Coleman Kate E, Huang Tony T
Department of Biochemistry and Molecular Pharmacology, New York University School of Medicine, New York NY, USA.
Front Genet. 2016 Apr 19;7:61. doi: 10.3389/fgene.2016.00061. eCollection 2016.
Fanconi anemia (FA) is a rare human genetic disorder characterized by developmental defects, bone marrow failure and cancer predisposition, primarily due to a deficiency in the repair of DNA interstrand crosslinks (ICLs). ICL repair through the FA DNA repair pathway is a complicated multi-step process, involving at least 19 FANC proteins and coordination of multiple DNA repair activities, including homologous recombination, nucleotide excision repair and translesion synthesis (TLS). SUMOylation is a critical regulator of several DNA repair pathways, however, the role of this modification in controlling the FA pathway is poorly understood. Here, we summarize recent advances in the fine-tuning of the FA pathway by small ubiquitin-like modifier (SUMO)-targeted ubiquitin ligases (STUbLs) and other SUMO-related interactions, and discuss the implications of these findings in the design of novel therapeutics for alleviating FA-associated condition, including cancer.

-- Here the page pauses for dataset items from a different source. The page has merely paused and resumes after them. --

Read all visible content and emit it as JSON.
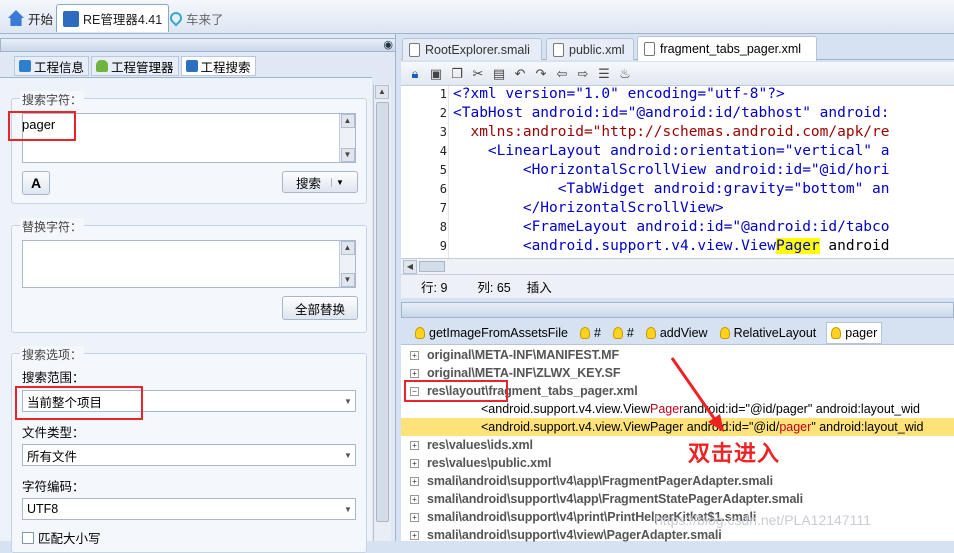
{
  "top_tabs": [
    {
      "label": "开始",
      "icon": "home-icon"
    },
    {
      "label": "RE管理器4.41",
      "icon": "re-manager-icon"
    },
    {
      "label": "车来了",
      "icon": "location-pin-icon"
    }
  ],
  "left_tabs": [
    {
      "label": "工程信息",
      "icon": "info-icon"
    },
    {
      "label": "工程管理器",
      "icon": "android-icon"
    },
    {
      "label": "工程搜索",
      "icon": "search-icon"
    }
  ],
  "search": {
    "group_label": "搜索字符：",
    "value": "pager",
    "button_label": "搜索"
  },
  "replace": {
    "group_label": "替换字符：",
    "value": "",
    "button_label": "全部替换"
  },
  "options": {
    "group_label": "搜索选项：",
    "scope_label": "搜索范围：",
    "scope_value": "当前整个项目",
    "filetype_label": "文件类型：",
    "filetype_value": "所有文件",
    "encoding_label": "字符编码：",
    "encoding_value": "UTF8",
    "case_label": "匹配大小写"
  },
  "file_tabs": [
    "RootExplorer.smali",
    "public.xml",
    "fragment_tabs_pager.xml"
  ],
  "editor_lines": [
    {
      "n": "1",
      "code": "<?xml version=\"1.0\" encoding=\"utf-8\"?>"
    },
    {
      "n": "2",
      "code": "<TabHost android:id=\"@android:id/tabhost\" android:"
    },
    {
      "n": "3",
      "code": "  xmlns:android=\"http://schemas.android.com/apk/re"
    },
    {
      "n": "4",
      "code": "    <LinearLayout android:orientation=\"vertical\" a"
    },
    {
      "n": "5",
      "code": "        <HorizontalScrollView android:id=\"@id/hori"
    },
    {
      "n": "6",
      "code": "            <TabWidget android:gravity=\"bottom\" an"
    },
    {
      "n": "7",
      "code": "        </HorizontalScrollView>"
    },
    {
      "n": "8",
      "code": "        <FrameLayout android:id=\"@android:id/tabco"
    },
    {
      "n": "9a",
      "code": "        <android.support.v4.view.View"
    },
    {
      "n": "9b",
      "code": "Pager"
    },
    {
      "n": "9c",
      "code": " android"
    }
  ],
  "status": {
    "row": "行: 9",
    "col": "列: 65",
    "mode": "插入"
  },
  "result_tabs": [
    "getImageFromAssetsFile",
    "#",
    "#",
    "addView",
    "RelativeLayout",
    "pager"
  ],
  "results": [
    {
      "text": "original\\META-INF\\MANIFEST.MF"
    },
    {
      "text": "original\\META-INF\\ZLWX_KEY.SF"
    },
    {
      "text": "res\\layout\\fragment_tabs_pager.xml"
    },
    {
      "pre": "<android.support.v4.view.View",
      "match": "Pager",
      "post": " android:id=\"@id/pager\" android:layout_wid"
    },
    {
      "pre": "<android.support.v4.view.ViewPager android:id=\"@id/",
      "match": "pager",
      "post": "\" android:layout_wid"
    },
    {
      "text": "res\\values\\ids.xml"
    },
    {
      "text": "res\\values\\public.xml"
    },
    {
      "text": "smali\\android\\support\\v4\\app\\FragmentPagerAdapter.smali"
    },
    {
      "text": "smali\\android\\support\\v4\\app\\FragmentStatePagerAdapter.smali"
    },
    {
      "text": "smali\\android\\support\\v4\\print\\PrintHelperKitkat$1.smali"
    },
    {
      "text": "smali\\android\\support\\v4\\view\\PagerAdapter.smali"
    }
  ],
  "annotation": "双击进入",
  "watermark": "https://blog.csdn.net/PLA12147111",
  "colors": {
    "highlight_row": "#ffe27a",
    "red_box": "#e8262a",
    "code_blue": "#0000c8",
    "code_value": "#9b0000"
  }
}
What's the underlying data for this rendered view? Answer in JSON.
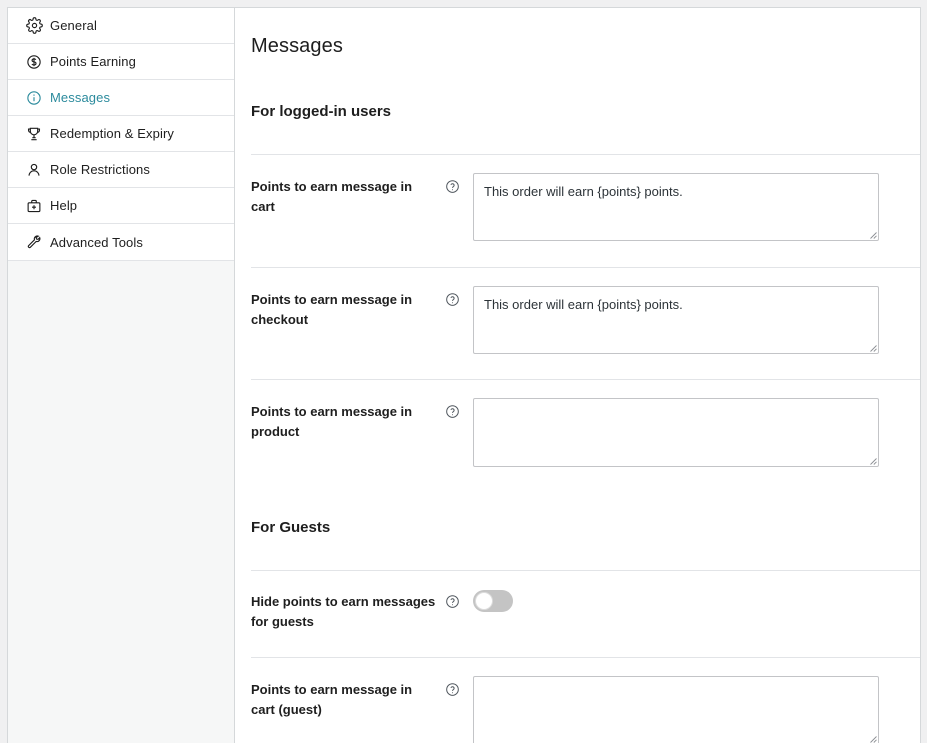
{
  "sidebar": {
    "items": [
      {
        "label": "General",
        "icon": "gear-icon",
        "active": false
      },
      {
        "label": "Points Earning",
        "icon": "dollar-coin-icon",
        "active": false
      },
      {
        "label": "Messages",
        "icon": "info-circle-icon",
        "active": true
      },
      {
        "label": "Redemption & Expiry",
        "icon": "trophy-icon",
        "active": false
      },
      {
        "label": "Role Restrictions",
        "icon": "person-icon",
        "active": false
      },
      {
        "label": "Help",
        "icon": "first-aid-kit-icon",
        "active": false
      },
      {
        "label": "Advanced Tools",
        "icon": "wrench-icon",
        "active": false
      }
    ]
  },
  "main": {
    "page_title": "Messages",
    "sections": {
      "logged_in": {
        "heading": "For logged-in users"
      },
      "guests": {
        "heading": "For Guests"
      }
    },
    "fields": {
      "cart": {
        "label": "Points to earn message in cart",
        "value": "This order will earn {points} points.",
        "placeholder": "",
        "help_icon": "help-circle-icon"
      },
      "checkout": {
        "label": "Points to earn message in checkout",
        "value": "This order will earn {points} points.",
        "placeholder": "",
        "help_icon": "help-circle-icon"
      },
      "product": {
        "label": "Points to earn message in product",
        "value": "",
        "placeholder": "",
        "help_icon": "help-circle-icon"
      },
      "hide_guests": {
        "label": "Hide points to earn messages for guests",
        "state": "off",
        "help_icon": "help-circle-icon"
      },
      "cart_guest": {
        "label": "Points to earn message in cart (guest)",
        "value": "",
        "placeholder": "",
        "help_icon": "help-circle-icon"
      }
    }
  },
  "theme": {
    "accent": "#2c8b9d",
    "text": "#1e1e1e",
    "border": "#e2e4e7",
    "input_border": "#c3c4c7",
    "sidebar_bg": "#f6f7f7",
    "toggle_off_track": "#c4c4c4"
  }
}
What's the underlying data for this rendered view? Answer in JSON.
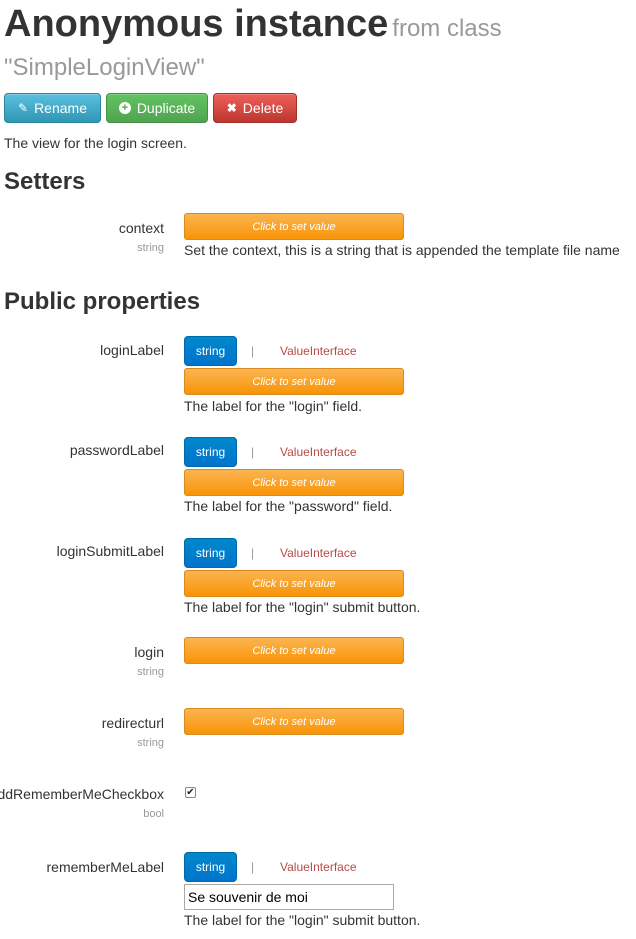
{
  "header": {
    "title": "Anonymous instance",
    "from_label": "from class",
    "class_name": "\"SimpleLoginView\""
  },
  "actions": {
    "rename": "Rename",
    "duplicate": "Duplicate",
    "delete": "Delete"
  },
  "description": "The view for the login screen.",
  "setters": {
    "heading": "Setters",
    "items": [
      {
        "name": "context",
        "type": "string",
        "value_label": "Click to set value",
        "help": "Set the context, this is a string that is appended the template file name"
      }
    ]
  },
  "public_properties": {
    "heading": "Public properties",
    "separator": "|",
    "items": [
      {
        "name": "loginLabel",
        "type_button": "string",
        "alt_type": "ValueInterface",
        "value_label": "Click to set value",
        "help": "The label for the \"login\" field."
      },
      {
        "name": "passwordLabel",
        "type_button": "string",
        "alt_type": "ValueInterface",
        "value_label": "Click to set value",
        "help": "The label for the \"password\" field."
      },
      {
        "name": "loginSubmitLabel",
        "type_button": "string",
        "alt_type": "ValueInterface",
        "value_label": "Click to set value",
        "help": "The label for the \"login\" submit button."
      },
      {
        "name": "login",
        "type": "string",
        "value_label": "Click to set value"
      },
      {
        "name": "redirecturl",
        "type": "string",
        "value_label": "Click to set value"
      },
      {
        "name": "addRememberMeCheckbox",
        "type": "bool",
        "checked": true
      },
      {
        "name": "rememberMeLabel",
        "type_button": "string",
        "alt_type": "ValueInterface",
        "value": "Se souvenir de moi",
        "help": "The label for the \"login\" submit button."
      }
    ]
  },
  "colors": {
    "info": "#49afcd",
    "success": "#5bb75b",
    "danger": "#da4f49",
    "warning": "#faa732",
    "primary": "#0088cc",
    "value_interface": "#b94a48"
  }
}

范可尼贫血(FA)是一种罕见的人类遗传疾病,其特征为发育缺陷、骨髓衰竭和癌症易感性,主要原因是DNA链间交联(ICL)修复缺陷。通过FA DNA修复途径进行的ICL修复是一个复杂的多步骤过程,涉及至少19种FANC蛋白以及多种DNA修复活动的协调,包括同源重组、核苷酸切除修复和跨损伤合成(TLS)。SUMO化是几种DNA修复途径的关键调节因子,然而,这种修饰在控制FA途径中的作用尚不清楚。在这里,我们总结了小泛素样修饰物(SUMO)靶向泛素连接酶(STUbL)和其他SUMO相关相互作用对FA途径进行微调的最新进展,并讨论了这些发现对设计缓解包括癌症在内的FA相关病症的新型疗法的意义。